5. Use α-syn IHC to detect LTS (Lewy bodies, pale bodies and Lewy neurites) on the areas in the note above. In case of positivity, apply McKeith's grading (0–4) to evaluate the severity of the lesions⁶⁰; then, use Beach's stages (I–IV) for topographical distribution (olfactory bulb, brainstem predominant, limbic predominant, neocortical)⁶¹. Compare Beach's and Braak's stages to define the relationship between LBD and AD pathology^60,61,62.
6. Consider the presence or absence of Glial Cytoplasmic Inclusions (GCI; non Lewy-type glial synucleinopathy) which are the pathological hallmark of Multiple System Atrophy (MSA) and specify their prevalent location⁶³.
7. Use TDP-43 IHC to detect TDP-43 deposits on the areas in the note above. Identify the prevalent morphology per site: Neuronal Cytoplasmic Inclusions (NCIs), Distrophic Neurites inclusions (DNs), Nuclear Inclusions (NIIs). Define the pattern: A (predominant NCIs and DNs: bvFTD and nfPPA); B (predominant NCIs: FTD-MND); C (predominant long DNs: svPPA and bvFTD)^51,64. Use Nelson's scheme to define the presence of TDP-43 in AD cases^65,66.

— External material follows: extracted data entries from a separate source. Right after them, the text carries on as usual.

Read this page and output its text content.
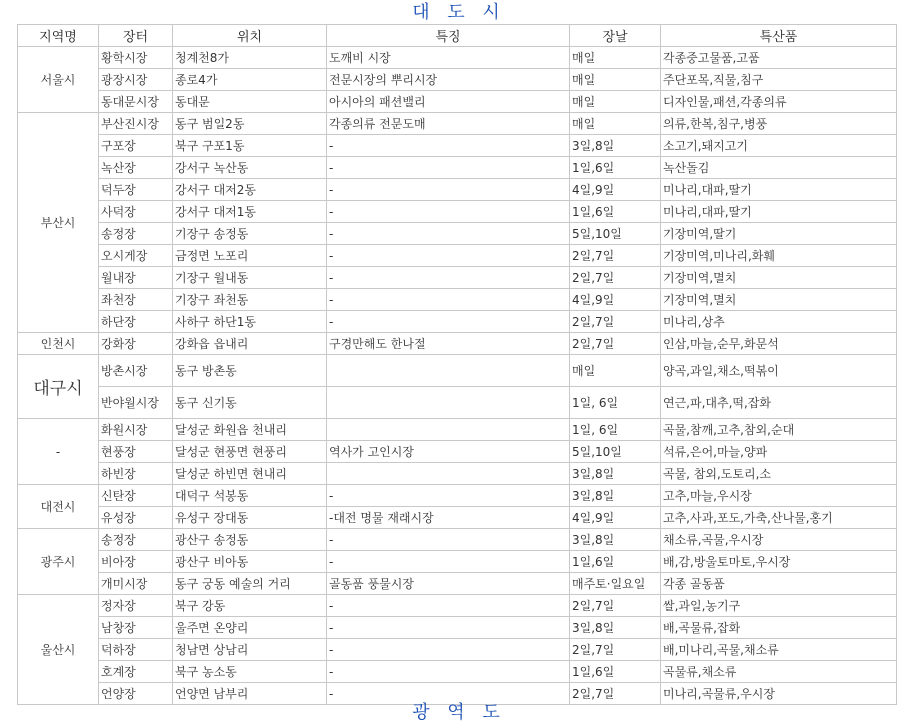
대 도 시
지역명	장터	위치	특징	장날	특산품
서울시	황학시장	청계천8가	도깨비 시장	매일	각종중고물품,고품
	광장시장	종로4가	전문시장의 뿌리시장	매일	주단포목,직물,침구
	동대문시장	동대문	아시아의 패션밸리	매일	디자인물,패션,각종의류
부산시	부산진시장	동구 범일2동	각종의류 전문도매	매일	의류,한복,침구,병풍
	구포장	북구 구포1동	-	3일,8일	소고기,돼지고기
	녹산장	강서구 녹산동	-	1일,6일	녹산돌김
	덕두장	강서구 대저2동	-	4일,9일	미나리,대파,딸기
	사덕장	강서구 대저1동	-	1일,6일	미나리,대파,딸기
	송정장	기장구 송정동	-	5일,10일	기장미역,딸기
	오시게장	금정면 노포리	-	2일,7일	기장미역,미나리,화훼
	월내장	기장구 월내동	-	2일,7일	기장미역,멸치
	좌천장	기장구 좌천동	-	4일,9일	기장미역,멸치
	하단장	사하구 하단1동	-	2일,7일	미나리,상추
인천시	강화장	강화읍 읍내리	구경만해도 한나절	2일,7일	인삼,마늘,순무,화문석
대구시	방촌시장	동구 방촌동		매일	양곡,과일,채소,떡볶이
	반야월시장	동구 신기동		1일, 6일	연근,파,대추,떡,잡화
-	화원시장	달성군 화원읍 천내리		1일, 6일	곡물,참깨,고추,참외,순대
	현풍장	달성군 현풍면 현풍리	역사가 고인시장	5일,10일	석류,은어,마늘,양파
	하빈장	달성군 하빈면 현내리		3일,8일	곡물, 참외,도토리,소
대전시	신탄장	대덕구 석봉동	-	3일,8일	고추,마늘,우시장
	유성장	유성구 장대동	-대전 명물 재래시장	4일,9일	고추,사과,포도,가축,산나물,홍기
광주시	송정장	광산구 송정동	-	3일,8일	채소류,곡물,우시장
	비아장	광산구 비아동	-	1일,6일	배,감,방울토마토,우시장
	개미시장	동구 궁동 예술의 거리	골동품 풍물시장	매주토·일요일	각종 골동품
울산시	정자장	북구 강동	-	2일,7일	쌀,과일,농기구
	남창장	울주면 온양리	-	3일,8일	배,곡물류,잡화
	덕하장	청남면 상남리	-	2일,7일	배,미나리,곡물,채소류
	호계장	북구 농소동	-	1일,6일	곡물류,채소류
	언양장	언양면 남부리	-	2일,7일	미나리,곡물류,우시장
광 역 도
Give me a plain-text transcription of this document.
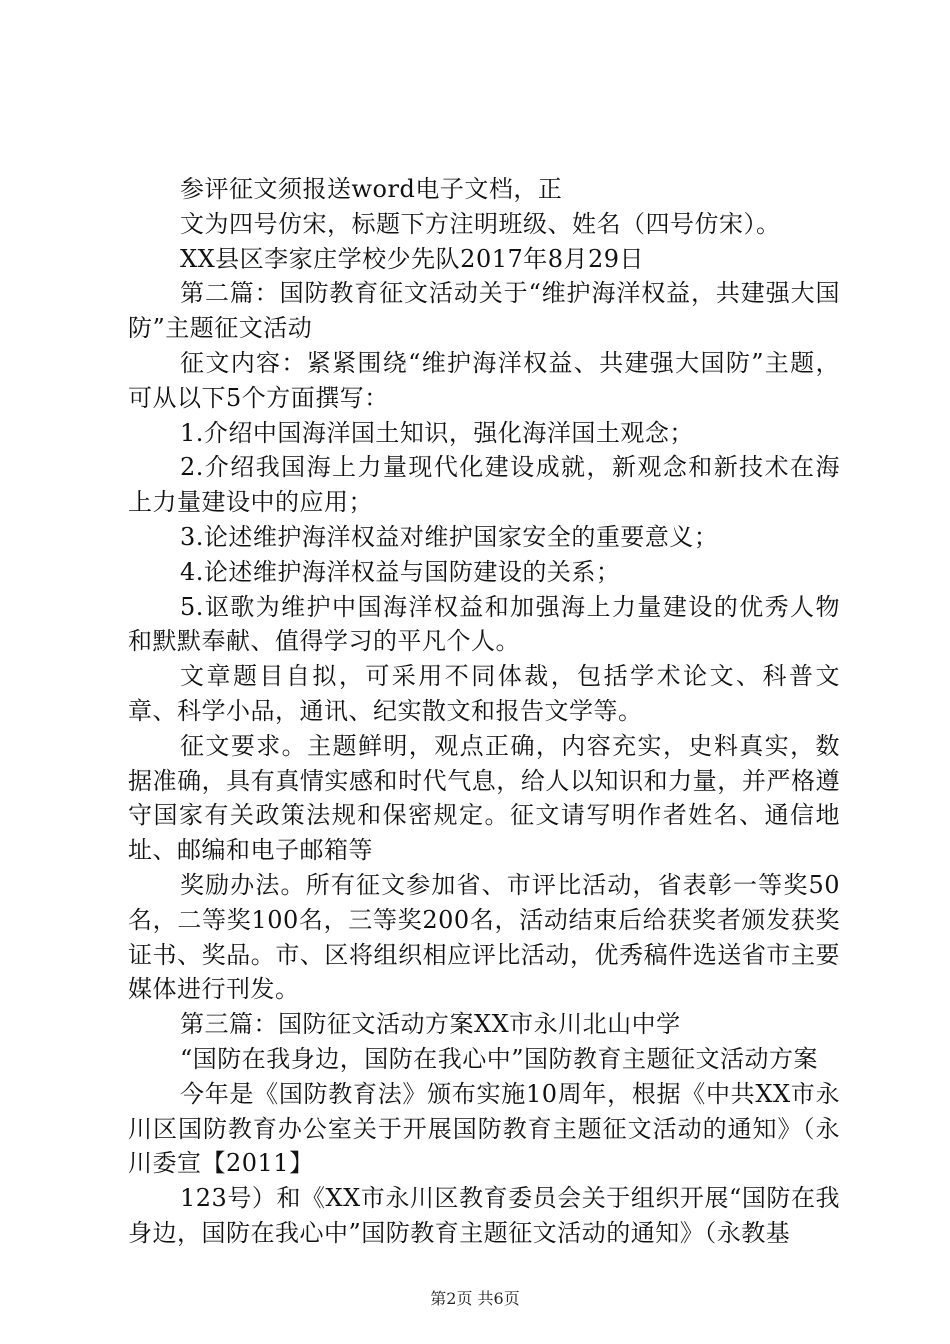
参评征文须报送word电子文档，正

文为四号仿宋，标题下方注明班级、姓名（四号仿宋）。

XX县区李家庄学校少先队2017年8月29日

第二篇：国防教育征文活动关于“维护海洋权益，共建强大国防”主题征文活动

征文内容：紧紧围绕“维护海洋权益、共建强大国防”主题，可从以下5个方面撰写：

1.介绍中国海洋国土知识，强化海洋国土观念；

2.介绍我国海上力量现代化建设成就，新观念和新技术在海上力量建设中的应用；

3.论述维护海洋权益对维护国家安全的重要意义；

4.论述维护海洋权益与国防建设的关系；

5.讴歌为维护中国海洋权益和加强海上力量建设的优秀人物和默默奉献、值得学习的平凡个人。

文章题目自拟，可采用不同体裁，包括学术论文、科普文章、科学小品，通讯、纪实散文和报告文学等。

征文要求。主题鲜明，观点正确，内容充实，史料真实，数据准确，具有真情实感和时代气息，给人以知识和力量，并严格遵守国家有关政策法规和保密规定。征文请写明作者姓名、通信地址、邮编和电子邮箱等

奖励办法。所有征文参加省、市评比活动，省表彰一等奖50名，二等奖100名，三等奖200名，活动结束后给获奖者颁发获奖证书、奖品。市、区将组织相应评比活动，优秀稿件选送省市主要媒体进行刊发。

第三篇：国防征文活动方案XX市永川北山中学

“国防在我身边，国防在我心中”国防教育主题征文活动方案

今年是《国防教育法》颁布实施10周年，根据《中共XX市永川区国防教育办公室关于开展国防教育主题征文活动的通知》（永川委宣【2011】

123号）和《XX市永川区教育委员会关于组织开展“国防在我身边，国防在我心中”国防教育主题征文活动的通知》（永教基

第2页 共6页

8. Evaluate the hippocampus starting from subiculum and Sommer sector (CA1). Use the Rauramaa's score (0–4): 1–2 for microinfarcts and macroinfarcts, respectively; 3–4 corresponding to moderate and severe neuronal loss, respectively, and hippocampal atrophy (hippocampal sclerosis: HS). Point out the presence or absence of pathological protein deposits (in decreasing order of frequency: pTAU, TDP-43, α-syn)⁶⁷.
9. Define the neuropathological diagnosis and enter all the pathological data in the database.

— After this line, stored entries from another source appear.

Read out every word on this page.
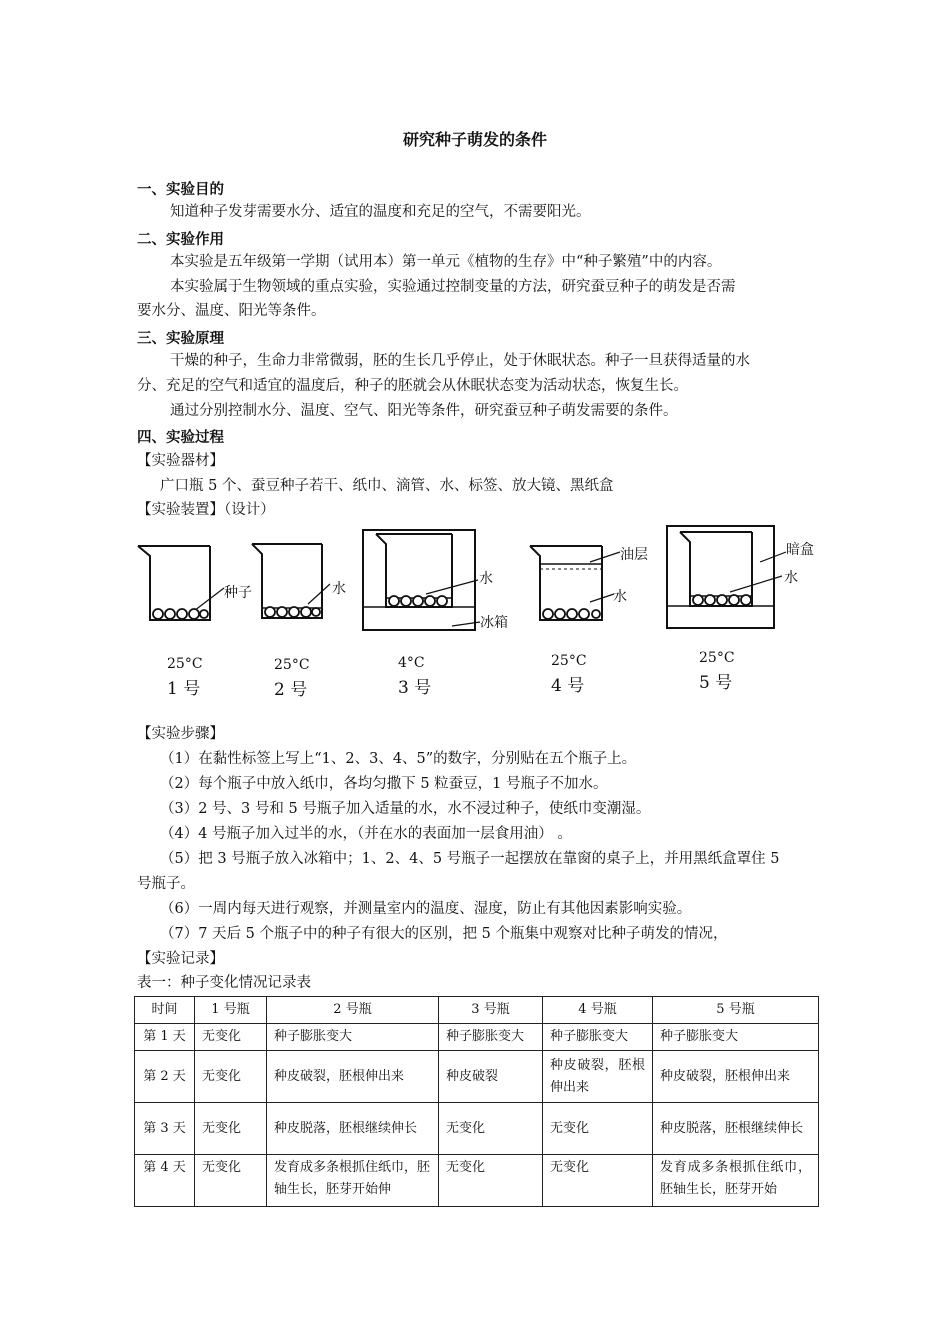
研究种子萌发的条件
一、实验目的
知道种子发芽需要水分、适宜的温度和充足的空气，不需要阳光。
二、实验作用
本实验是五年级第一学期（试用本）第一单元《植物的生存》中“种子繁殖”中的内容。
本实验属于生物领域的重点实验，实验通过控制变量的方法，研究蚕豆种子的萌发是否需
要水分、温度、阳光等条件。
三、实验原理
干燥的种子，生命力非常微弱，胚的生长几乎停止，处于休眠状态。种子一旦获得适量的水
分、充足的空气和适宜的温度后，种子的胚就会从休眠状态变为活动状态，恢复生长。
通过分别控制水分、温度、空气、阳光等条件，研究蚕豆种子萌发需要的条件。
四、实验过程
【实验器材】
广口瓶 5 个、蚕豆种子若干、纸巾、滴管、水、标签、放大镜、黑纸盒
【实验装置】（设计）
种子	水
水
冰箱
油层
水
暗盒
水
25°C	25°C	4°C	25°C	25°C
1 号	2 号	3 号	4 号	5 号
【实验步骤】
（1）在黏性标签上写上“1、2、3、4、5”的数字，分别贴在五个瓶子上。
（2）每个瓶子中放入纸巾，各均匀撒下 5 粒蚕豆，1 号瓶子不加水。
（3）2 号、3 号和 5 号瓶子加入适量的水，水不浸过种子，使纸巾变潮湿。
（4）4 号瓶子加入过半的水，（并在水的表面加一层食用油） 。
（5）把 3 号瓶子放入冰箱中；1、2、4、5 号瓶子一起摆放在靠窗的桌子上，并用黑纸盒罩住 5
号瓶子。
（6）一周内每天进行观察，并测量室内的温度、湿度，防止有其他因素影响实验。
（7）7 天后 5 个瓶子中的种子有很大的区别，把 5 个瓶集中观察对比种子萌发的情况，
【实验记录】
表一：种子变化情况记录表
时间	1 号瓶	2 号瓶	3 号瓶	4 号瓶	5 号瓶
第 1 天	无变化	种子膨胀变大	种子膨胀变大	种子膨胀变大	种子膨胀变大
第 2 天	无变化	种皮破裂，胚根伸出来	种皮破裂	种皮破裂，胚根伸出来	种皮破裂，胚根伸出来
第 3 天	无变化	种皮脱落，胚根继续伸长	无变化	无变化	种皮脱落，胚根继续伸长
第 4 天	无变化	发育成多条根抓住纸巾，胚轴生长，胚芽开始伸	无变化	无变化	发育成多条根抓住纸巾，胚轴生长，胚芽开始
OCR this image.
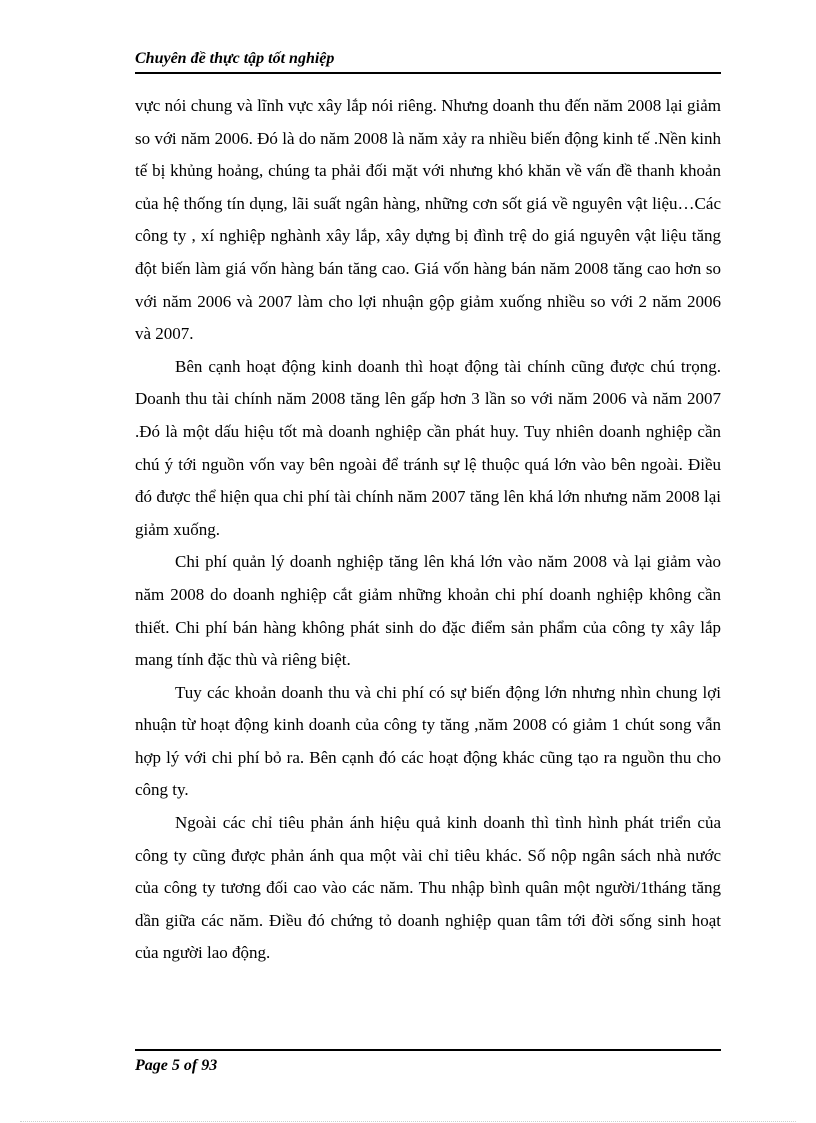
Chuyên đề thực tập tốt nghiệp

vực nói chung và lĩnh vực xây lắp nói riêng. Nhưng doanh thu đến năm 2008 lại giảm so với năm 2006. Đó là do năm 2008 là năm xảy ra nhiều biến động kinh tế .Nền kinh tế bị khủng hoảng, chúng ta phải đối mặt với nhưng khó khăn về vấn đề thanh khoản của hệ thống tín dụng, lãi suất ngân hàng, những cơn sốt giá về nguyên vật liệu…Các công ty , xí nghiệp nghành xây lắp, xây dựng bị đình trệ do giá nguyên vật liệu tăng đột biến làm giá vốn hàng bán tăng cao. Giá vốn hàng bán năm 2008 tăng cao hơn so với năm 2006 và 2007 làm cho lợi nhuận gộp giảm xuống nhiều so với 2 năm 2006 và 2007.

Bên cạnh hoạt động kinh doanh thì hoạt động tài chính cũng được chú trọng. Doanh thu tài chính năm 2008 tăng lên gấp hơn 3 lần so với năm 2006 và năm 2007 .Đó là một dấu hiệu tốt mà doanh nghiệp cần phát huy. Tuy nhiên doanh nghiệp cần chú ý tới nguồn vốn vay bên ngoài để tránh sự lệ thuộc quá lớn vào bên ngoài. Điều đó được thể hiện qua chi phí tài chính năm 2007 tăng lên khá lớn nhưng năm 2008 lại giảm xuống.

Chi phí quản lý doanh nghiệp tăng lên khá lớn vào năm 2008 và lại giảm vào năm 2008 do doanh nghiệp cắt giảm những khoản chi phí doanh nghiệp không cần thiết. Chi phí bán hàng không phát sinh do đặc điểm sản phẩm của công ty xây lắp mang tính đặc thù và riêng biệt.

Tuy các khoản doanh thu và chi phí có sự biến động lớn nhưng nhìn chung lợi nhuận từ hoạt động kinh doanh của công ty tăng ,năm 2008 có giảm 1 chút song vẫn hợp lý với chi phí bỏ ra. Bên cạnh đó các hoạt động khác cũng tạo ra nguồn thu cho công ty.

Ngoài các chỉ tiêu phản ánh hiệu quả kinh doanh thì tình hình phát triển của công ty cũng được phản ánh qua một vài chỉ tiêu khác. Số nộp ngân sách nhà nước của công ty tương đối cao vào các năm. Thu nhập bình quân một người/1tháng tăng dần giữa các năm. Điều đó chứng tỏ doanh nghiệp quan tâm tới đời sống sinh hoạt của người lao động.

Page 5 of 93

   NOTE: The rooms in which the biological material and sensible data of the donors are stored are always locked and only the authorized personnel are allowed to enter, in order to guarantee both security and privacy. The frozen biological material is stored in locked freezers at -80 °C, while formalin-fixed paraffin-embedded tissues are stored in locked closets at room temperature. Dual motor freezers are used and a back-up freezer is also present. Furthermore, to ensure the freezers are always working, they are provided with a 24/7 monitoring system that sets off an alarm. An emergency generator is also present, in case of power failure. The participants are anonymized with a numerical code to ensure their privacy; it is not possible for non-authorized personnel to go back to the identity of the donors and their sensible data. All information is collected in a password-protected database; likewise, a hard copy of these data is kept in locked archives.